1. Select rice: As the saying goes, rice is the meat of wine. Only good rice can produce good wine. Glutinous rice is the most suitable for wine making. To explain in the words of experts, this is because the starch molecules in glutinous rice are relatively loosely arranged, absorb water quickly, and are easy to cook, which is conducive to saccharification and fermentation. The wine produced has less foreign flavors. Farmer rice wine uses glutinous rice as the main ingredient.
2. Red yeast rice: The quality of the red yeast rice will directly affect the quality of the wine. It is better to have looser and fatter red yeast rice. Good red yeast rice will break into pieces when pinched. As for the color, if you like the wine to be redder and brighter, choose the reddish red yeast. If you like the wine to be more golden, buy the lighter red yeast. You can decide according to your own preferences.
3. Water is the blood of wine: In rural areas, many people still use well water to make wine. It is generally believed that wine brewed with well water tastes better than wine brewed with tap water. Ms. Tong from Jiujiu Restaurant said that if you are worried that raw water is unhygienic, you can boil it, but you must wait until it cools before using it. If brewing with raw water, the wine must be drained and boiled later, and then stored in jars. Some households use purified water, which is also advisable.
4. Container: There are no special requirements for the material of the container for rice wine. Traditional wine jar blanks and glassware are both acceptable. It is best to use a traditional wine jar, and it must not contain anything else, otherwise the wine may become sour. Don't use the jars that have been used to brew sour wine, as the subsequent wine will still be sour.
5. The best ratio of glutinous rice to water is between 1:1 and 1:1.5. 1:2 is too light and the taste is not good. The ratio of 10 pounds of glutinous rice to 8 taels of red yeast rice is more appropriate.
6. Temperature is also a major factor affecting the quality of wine. Generally, it can be made after the eighth month of the lunar calendar. The wine in August is called osmanthus wine, the wine in September is called Chongyang wine, and the wine in October is called Yangchun wine. August wine can be drunk about half a month after it is brewed, while October wine can be drunk one month later.
7. Soak the glutinous rice before brewing. When the weather is warm, soak it overnight. When the weather is cold, soak it for a day and night. After soaking, wash it out, put it in a basket, steam it, spread it out and let it cool down completely. Note that a little bit of warmth will cause wine acidity. Soaking rice is to allow starch to absorb water, soaking rice slurry water can adjust the acidity, and steaming rice is to gelatinize starch.

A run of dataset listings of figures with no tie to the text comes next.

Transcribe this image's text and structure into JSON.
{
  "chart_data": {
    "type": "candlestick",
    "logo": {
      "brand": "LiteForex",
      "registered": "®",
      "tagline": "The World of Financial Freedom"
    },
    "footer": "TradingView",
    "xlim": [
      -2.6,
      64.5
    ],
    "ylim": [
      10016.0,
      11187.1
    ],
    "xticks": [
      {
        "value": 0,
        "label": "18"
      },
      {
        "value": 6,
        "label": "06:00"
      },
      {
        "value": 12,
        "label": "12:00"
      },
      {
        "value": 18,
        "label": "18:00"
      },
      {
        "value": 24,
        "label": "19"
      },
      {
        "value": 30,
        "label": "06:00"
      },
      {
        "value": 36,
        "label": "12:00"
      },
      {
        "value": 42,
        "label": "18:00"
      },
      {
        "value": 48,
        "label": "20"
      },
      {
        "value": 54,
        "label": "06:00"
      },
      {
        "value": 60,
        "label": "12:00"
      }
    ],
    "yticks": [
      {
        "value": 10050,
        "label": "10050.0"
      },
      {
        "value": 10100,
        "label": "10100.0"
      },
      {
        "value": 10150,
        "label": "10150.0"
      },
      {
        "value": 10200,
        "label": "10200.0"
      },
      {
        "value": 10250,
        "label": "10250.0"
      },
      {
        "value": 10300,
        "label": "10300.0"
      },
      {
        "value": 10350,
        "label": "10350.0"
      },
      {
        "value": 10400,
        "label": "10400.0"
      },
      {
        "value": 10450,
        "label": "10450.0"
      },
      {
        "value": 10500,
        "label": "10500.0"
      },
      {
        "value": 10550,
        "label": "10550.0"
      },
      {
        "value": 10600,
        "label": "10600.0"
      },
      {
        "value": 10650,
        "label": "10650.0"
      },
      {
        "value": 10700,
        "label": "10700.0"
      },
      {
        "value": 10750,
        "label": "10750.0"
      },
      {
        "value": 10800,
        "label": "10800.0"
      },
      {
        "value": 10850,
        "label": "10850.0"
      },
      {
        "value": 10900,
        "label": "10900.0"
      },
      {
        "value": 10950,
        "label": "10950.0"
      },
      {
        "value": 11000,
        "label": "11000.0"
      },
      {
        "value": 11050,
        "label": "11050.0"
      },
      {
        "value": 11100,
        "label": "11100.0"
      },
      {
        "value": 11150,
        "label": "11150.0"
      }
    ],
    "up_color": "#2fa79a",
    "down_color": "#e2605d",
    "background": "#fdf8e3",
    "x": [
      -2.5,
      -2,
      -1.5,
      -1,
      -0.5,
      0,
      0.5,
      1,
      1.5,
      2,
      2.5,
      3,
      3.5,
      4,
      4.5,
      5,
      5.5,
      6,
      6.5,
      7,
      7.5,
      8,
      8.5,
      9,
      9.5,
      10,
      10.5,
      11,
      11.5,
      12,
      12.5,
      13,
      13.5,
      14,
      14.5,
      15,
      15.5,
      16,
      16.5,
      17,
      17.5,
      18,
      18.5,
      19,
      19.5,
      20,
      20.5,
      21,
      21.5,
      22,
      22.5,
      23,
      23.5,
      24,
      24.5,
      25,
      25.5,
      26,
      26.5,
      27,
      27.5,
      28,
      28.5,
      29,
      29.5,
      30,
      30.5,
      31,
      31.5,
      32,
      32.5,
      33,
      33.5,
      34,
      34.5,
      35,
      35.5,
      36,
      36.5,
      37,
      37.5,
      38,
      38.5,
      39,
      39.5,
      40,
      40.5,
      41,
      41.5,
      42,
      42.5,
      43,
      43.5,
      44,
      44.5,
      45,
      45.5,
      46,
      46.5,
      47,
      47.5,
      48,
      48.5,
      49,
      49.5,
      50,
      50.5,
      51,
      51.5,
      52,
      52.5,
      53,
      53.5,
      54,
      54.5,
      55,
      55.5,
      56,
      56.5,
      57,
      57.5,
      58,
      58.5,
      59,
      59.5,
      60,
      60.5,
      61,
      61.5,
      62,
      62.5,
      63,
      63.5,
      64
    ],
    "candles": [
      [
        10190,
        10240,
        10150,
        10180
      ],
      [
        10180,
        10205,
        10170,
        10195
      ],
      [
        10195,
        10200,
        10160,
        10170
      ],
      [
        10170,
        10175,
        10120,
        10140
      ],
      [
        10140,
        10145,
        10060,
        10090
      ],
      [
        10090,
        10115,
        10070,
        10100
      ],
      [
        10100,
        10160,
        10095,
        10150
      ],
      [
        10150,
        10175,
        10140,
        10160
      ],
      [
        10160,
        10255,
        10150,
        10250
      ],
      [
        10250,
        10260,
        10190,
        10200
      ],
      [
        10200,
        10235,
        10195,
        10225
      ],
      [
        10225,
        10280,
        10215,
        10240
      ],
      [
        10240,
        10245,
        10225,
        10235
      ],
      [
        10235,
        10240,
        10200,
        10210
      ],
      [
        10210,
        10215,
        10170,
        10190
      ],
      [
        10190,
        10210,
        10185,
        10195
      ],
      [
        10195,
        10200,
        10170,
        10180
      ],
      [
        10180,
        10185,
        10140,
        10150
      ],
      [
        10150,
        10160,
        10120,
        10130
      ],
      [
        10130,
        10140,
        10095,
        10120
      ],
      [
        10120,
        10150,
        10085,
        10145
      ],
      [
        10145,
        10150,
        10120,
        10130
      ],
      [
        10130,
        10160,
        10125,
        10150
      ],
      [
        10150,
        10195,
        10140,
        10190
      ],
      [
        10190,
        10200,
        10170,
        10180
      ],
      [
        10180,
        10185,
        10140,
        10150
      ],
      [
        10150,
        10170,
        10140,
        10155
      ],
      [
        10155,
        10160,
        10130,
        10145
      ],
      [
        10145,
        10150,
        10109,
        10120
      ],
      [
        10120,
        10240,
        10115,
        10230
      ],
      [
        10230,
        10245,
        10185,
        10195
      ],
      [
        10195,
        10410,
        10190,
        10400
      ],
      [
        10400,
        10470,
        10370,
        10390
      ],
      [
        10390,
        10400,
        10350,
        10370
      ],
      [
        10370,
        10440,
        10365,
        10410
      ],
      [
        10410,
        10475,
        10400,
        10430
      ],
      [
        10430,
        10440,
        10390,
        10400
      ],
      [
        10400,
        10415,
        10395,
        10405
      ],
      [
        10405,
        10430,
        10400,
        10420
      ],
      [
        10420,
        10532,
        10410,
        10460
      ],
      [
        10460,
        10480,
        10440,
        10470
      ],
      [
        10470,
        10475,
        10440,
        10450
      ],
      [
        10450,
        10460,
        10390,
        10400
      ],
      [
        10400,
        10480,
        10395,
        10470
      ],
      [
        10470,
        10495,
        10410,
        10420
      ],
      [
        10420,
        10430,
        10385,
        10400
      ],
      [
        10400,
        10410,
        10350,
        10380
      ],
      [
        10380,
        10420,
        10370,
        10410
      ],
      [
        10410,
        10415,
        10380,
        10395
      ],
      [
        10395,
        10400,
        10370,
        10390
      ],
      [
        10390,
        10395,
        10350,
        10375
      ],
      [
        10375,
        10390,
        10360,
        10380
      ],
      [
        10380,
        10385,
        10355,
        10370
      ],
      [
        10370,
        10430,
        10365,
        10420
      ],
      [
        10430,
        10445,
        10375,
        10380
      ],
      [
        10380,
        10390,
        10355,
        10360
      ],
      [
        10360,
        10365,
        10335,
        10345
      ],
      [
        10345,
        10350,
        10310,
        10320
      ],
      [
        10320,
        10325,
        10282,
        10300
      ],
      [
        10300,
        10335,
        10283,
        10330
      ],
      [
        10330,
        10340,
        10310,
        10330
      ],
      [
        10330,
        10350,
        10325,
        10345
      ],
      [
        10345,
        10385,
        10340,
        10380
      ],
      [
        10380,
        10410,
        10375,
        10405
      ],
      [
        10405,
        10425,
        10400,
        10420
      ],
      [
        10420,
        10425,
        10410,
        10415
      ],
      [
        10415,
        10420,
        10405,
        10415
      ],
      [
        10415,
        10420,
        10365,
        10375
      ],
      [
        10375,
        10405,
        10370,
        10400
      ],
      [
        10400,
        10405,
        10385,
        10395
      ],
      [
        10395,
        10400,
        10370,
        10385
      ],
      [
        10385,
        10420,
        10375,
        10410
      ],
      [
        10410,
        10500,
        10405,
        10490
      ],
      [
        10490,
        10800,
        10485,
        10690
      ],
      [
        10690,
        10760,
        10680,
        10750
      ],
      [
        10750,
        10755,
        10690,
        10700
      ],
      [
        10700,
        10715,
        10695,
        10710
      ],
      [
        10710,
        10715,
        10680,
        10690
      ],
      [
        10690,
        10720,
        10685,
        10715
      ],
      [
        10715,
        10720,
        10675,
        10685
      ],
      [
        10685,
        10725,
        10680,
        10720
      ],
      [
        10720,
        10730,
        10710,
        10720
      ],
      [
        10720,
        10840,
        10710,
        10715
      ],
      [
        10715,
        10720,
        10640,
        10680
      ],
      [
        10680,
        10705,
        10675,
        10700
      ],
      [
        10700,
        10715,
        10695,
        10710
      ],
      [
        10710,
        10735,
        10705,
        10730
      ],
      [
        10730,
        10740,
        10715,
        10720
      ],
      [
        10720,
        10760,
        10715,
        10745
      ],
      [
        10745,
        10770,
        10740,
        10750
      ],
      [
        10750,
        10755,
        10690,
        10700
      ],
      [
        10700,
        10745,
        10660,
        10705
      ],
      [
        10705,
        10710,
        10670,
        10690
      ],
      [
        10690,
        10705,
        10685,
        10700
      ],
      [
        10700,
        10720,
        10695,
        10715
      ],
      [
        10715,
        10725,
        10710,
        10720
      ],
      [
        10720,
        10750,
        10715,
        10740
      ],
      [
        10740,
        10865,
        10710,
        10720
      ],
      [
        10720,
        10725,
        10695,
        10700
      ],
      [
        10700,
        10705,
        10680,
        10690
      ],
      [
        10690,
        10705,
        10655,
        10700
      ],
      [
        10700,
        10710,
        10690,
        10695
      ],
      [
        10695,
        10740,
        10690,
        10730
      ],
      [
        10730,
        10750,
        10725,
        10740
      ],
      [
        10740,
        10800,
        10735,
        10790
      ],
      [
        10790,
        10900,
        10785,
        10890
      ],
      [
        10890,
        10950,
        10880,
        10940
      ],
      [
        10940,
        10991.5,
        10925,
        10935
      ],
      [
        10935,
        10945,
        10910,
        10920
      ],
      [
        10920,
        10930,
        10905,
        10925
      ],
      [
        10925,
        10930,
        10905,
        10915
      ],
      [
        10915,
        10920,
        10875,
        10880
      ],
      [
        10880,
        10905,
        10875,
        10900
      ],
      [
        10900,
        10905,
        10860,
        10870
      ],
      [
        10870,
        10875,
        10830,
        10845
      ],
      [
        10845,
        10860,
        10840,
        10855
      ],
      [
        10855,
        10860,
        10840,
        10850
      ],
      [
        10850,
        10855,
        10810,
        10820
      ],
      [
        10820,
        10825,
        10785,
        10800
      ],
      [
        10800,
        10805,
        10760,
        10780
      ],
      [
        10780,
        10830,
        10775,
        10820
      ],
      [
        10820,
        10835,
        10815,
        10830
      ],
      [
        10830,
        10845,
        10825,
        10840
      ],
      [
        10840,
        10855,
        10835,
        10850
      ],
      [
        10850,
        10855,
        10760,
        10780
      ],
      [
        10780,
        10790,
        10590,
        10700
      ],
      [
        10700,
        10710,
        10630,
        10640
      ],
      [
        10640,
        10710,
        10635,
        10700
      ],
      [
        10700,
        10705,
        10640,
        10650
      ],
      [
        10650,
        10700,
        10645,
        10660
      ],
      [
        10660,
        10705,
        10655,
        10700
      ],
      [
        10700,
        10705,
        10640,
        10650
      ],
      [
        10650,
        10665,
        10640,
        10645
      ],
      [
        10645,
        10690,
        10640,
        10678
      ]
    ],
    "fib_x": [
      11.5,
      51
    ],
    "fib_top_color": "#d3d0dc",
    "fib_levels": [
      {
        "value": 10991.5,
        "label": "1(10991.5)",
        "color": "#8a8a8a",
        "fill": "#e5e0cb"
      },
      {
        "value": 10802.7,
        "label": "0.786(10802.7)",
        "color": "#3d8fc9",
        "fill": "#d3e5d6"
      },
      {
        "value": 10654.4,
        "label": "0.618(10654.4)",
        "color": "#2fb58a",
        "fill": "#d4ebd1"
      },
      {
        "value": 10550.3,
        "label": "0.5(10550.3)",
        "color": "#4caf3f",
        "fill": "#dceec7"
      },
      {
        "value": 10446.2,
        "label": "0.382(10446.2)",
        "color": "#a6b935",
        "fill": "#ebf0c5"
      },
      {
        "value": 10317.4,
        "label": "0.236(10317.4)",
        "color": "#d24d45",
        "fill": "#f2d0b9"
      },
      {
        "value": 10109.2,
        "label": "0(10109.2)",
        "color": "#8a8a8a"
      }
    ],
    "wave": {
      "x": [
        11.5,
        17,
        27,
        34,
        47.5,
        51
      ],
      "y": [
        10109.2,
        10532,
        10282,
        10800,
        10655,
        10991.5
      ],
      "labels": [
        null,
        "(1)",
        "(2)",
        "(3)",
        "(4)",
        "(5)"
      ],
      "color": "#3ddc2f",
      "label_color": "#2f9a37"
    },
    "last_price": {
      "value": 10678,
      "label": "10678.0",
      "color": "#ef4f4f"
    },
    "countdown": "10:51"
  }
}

8. After cooling, sprinkle red yeast rice in proportion and mix well. Put it into the vat together, add appropriate amount of water in proportion and mix well. Then seal the mouth of the jar with plastic cloth and secure it with a rubber band. After a few days, when the red yeast rice and rice float to the surface, it means that the wine has been produced. You can try it and taste it. Drain the lees in March or April of the following year. If it is brewed with raw water, drain the wine and boil it. After cooling, put it in a clean jar and store it.